/docker-pyspark

Docker image for PySpark

MIT LicenseMIT

PySpark Dockerfile

Dockerfile for running PySpark on Ubuntu base image. Available @ masroorhasan/pyspark.

Base image

Installation

  1. Install Docker.
  2. Pull masroorhasan/pyspark.

Build

Build and tag the image.

docker build -t pyspark --no-cache .

Usage

Run container Run pyspark container instance in interactive mode to access cmd shell.

docker run -it --rm pyspark

Run pyspark Pyspark installed in working directory /data.

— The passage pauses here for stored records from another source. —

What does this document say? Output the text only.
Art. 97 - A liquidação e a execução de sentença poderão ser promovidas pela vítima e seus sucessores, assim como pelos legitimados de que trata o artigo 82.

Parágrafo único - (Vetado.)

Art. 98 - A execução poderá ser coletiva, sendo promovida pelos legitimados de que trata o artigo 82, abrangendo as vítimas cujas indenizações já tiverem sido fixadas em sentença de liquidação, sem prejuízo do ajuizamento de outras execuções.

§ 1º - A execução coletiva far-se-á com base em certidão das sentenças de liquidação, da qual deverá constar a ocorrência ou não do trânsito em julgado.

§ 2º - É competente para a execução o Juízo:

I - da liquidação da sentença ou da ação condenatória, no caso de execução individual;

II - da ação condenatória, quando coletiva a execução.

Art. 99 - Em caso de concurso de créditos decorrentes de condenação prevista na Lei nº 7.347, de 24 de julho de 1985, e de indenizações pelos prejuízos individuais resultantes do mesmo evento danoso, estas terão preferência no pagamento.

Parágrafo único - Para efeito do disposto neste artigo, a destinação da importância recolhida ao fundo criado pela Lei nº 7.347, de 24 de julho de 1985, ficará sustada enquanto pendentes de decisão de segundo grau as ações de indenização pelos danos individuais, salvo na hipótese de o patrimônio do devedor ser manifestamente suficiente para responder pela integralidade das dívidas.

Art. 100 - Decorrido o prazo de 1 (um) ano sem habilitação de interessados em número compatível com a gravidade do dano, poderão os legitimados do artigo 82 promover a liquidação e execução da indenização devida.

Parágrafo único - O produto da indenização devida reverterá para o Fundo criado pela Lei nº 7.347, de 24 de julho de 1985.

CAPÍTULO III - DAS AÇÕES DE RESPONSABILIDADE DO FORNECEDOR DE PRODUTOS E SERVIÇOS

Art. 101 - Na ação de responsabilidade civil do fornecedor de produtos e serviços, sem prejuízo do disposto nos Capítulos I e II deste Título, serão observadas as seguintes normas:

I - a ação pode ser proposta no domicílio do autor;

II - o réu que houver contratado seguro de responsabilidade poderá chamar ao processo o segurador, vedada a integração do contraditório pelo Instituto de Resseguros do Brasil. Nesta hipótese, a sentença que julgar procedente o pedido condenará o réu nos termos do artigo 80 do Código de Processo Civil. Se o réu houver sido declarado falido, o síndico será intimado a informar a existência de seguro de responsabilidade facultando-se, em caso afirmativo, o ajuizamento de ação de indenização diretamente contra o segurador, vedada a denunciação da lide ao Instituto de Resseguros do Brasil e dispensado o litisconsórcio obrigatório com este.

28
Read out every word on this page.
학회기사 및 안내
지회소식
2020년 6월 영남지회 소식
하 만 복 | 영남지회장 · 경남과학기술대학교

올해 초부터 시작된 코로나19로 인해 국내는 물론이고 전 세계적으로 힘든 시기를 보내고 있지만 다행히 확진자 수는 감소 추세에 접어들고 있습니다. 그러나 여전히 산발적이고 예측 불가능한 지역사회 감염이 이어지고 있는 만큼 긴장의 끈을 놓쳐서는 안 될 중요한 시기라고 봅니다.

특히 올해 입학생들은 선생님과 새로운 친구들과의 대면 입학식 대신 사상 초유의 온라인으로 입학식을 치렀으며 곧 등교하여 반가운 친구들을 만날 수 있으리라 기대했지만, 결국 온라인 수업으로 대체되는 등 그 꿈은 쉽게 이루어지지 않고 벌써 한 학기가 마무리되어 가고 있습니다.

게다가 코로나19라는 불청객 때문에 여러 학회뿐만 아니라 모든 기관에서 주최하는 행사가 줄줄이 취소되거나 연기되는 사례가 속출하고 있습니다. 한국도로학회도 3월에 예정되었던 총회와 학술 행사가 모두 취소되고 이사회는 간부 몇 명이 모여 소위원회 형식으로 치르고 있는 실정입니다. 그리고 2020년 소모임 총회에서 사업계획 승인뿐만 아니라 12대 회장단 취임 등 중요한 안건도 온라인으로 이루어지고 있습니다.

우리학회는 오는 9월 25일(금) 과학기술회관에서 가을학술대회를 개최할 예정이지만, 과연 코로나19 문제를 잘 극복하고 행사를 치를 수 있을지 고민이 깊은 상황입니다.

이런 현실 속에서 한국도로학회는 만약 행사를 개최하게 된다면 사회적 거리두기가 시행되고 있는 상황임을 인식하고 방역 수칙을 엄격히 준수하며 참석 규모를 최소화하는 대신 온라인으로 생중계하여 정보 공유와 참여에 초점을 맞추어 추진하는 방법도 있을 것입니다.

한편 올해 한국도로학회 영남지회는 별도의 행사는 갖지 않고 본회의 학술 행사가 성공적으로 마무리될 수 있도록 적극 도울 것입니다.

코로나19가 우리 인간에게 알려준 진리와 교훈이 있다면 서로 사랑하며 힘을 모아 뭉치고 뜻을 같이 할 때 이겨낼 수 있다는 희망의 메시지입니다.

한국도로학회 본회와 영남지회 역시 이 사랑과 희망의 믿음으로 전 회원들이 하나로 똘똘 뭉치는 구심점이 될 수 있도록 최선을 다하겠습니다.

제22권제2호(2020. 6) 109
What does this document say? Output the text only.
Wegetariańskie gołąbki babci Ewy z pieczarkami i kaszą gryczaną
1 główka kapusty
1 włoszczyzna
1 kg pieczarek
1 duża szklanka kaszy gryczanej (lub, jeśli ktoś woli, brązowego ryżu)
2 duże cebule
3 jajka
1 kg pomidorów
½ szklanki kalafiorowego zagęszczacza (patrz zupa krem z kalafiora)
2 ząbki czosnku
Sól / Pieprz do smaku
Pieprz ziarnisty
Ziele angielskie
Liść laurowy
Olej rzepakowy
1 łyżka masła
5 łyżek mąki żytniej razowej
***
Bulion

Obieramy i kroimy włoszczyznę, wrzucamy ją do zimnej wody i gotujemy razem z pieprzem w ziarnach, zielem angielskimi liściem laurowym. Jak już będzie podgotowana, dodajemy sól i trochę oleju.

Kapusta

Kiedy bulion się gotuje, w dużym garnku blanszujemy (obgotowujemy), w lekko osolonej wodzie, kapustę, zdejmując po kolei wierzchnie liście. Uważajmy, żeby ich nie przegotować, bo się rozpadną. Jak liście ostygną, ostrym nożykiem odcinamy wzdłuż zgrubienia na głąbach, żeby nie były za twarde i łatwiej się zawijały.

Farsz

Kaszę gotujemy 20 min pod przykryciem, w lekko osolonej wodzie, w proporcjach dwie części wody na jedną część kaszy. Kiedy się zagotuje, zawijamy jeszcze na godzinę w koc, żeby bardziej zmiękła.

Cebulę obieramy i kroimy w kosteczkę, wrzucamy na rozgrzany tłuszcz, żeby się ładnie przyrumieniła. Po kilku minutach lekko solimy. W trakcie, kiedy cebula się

root@b06dec38c2ea:/data# pyspark
Python 2.7.12 (default, Nov 19 2016, 06:48:10) 
[GCC 5.4.0 20160609] on linux2
Type "help", "copyright", "credits" or "license" for more information.
Using Spark's default log4j profile: org/apache/spark/log4j-defaults.properties
Setting default log level to "WARN".
To adjust logging level use sc.setLogLevel(newLevel). For SparkR, use setLogLevel(newLevel).
17/11/04 20:29:16 WARN NativeCodeLoader: Unable to load native-hadoop library for your platform... using builtin-java classes where applicable
17/11/04 20:29:24 WARN ObjectStore: Version information not found in metastore. hive.metastore.schema.verification is not enabled so recording the schema version 1.2.0
17/11/04 20:29:24 WARN ObjectStore: Failed to get database default, returning NoSuchObjectException
17/11/04 20:29:26 WARN ObjectStore: Failed to get database global_temp, returning NoSuchObjectException
Welcome to
      ____              __
     / __/__  ___ _____/ /__
    _\ \/ _ \/ _ `/ __/  '_/
   /__ / .__/\_,_/_/ /_/\_\   version 2.2.0
      /_/

Using Python version 2.7.12 (default, Nov 19 2016 06:48:10)
SparkSession available as 'spark'.
>>> 

Create RDDs Create a sample RDD from spark context.

>>> rdd = spark.sparkContext.parallelize([("a",["x","y","z"]), ("b",["p", "r"])])
>>> rdd.first()

Output:

('a', ['x', 'y', 'z'])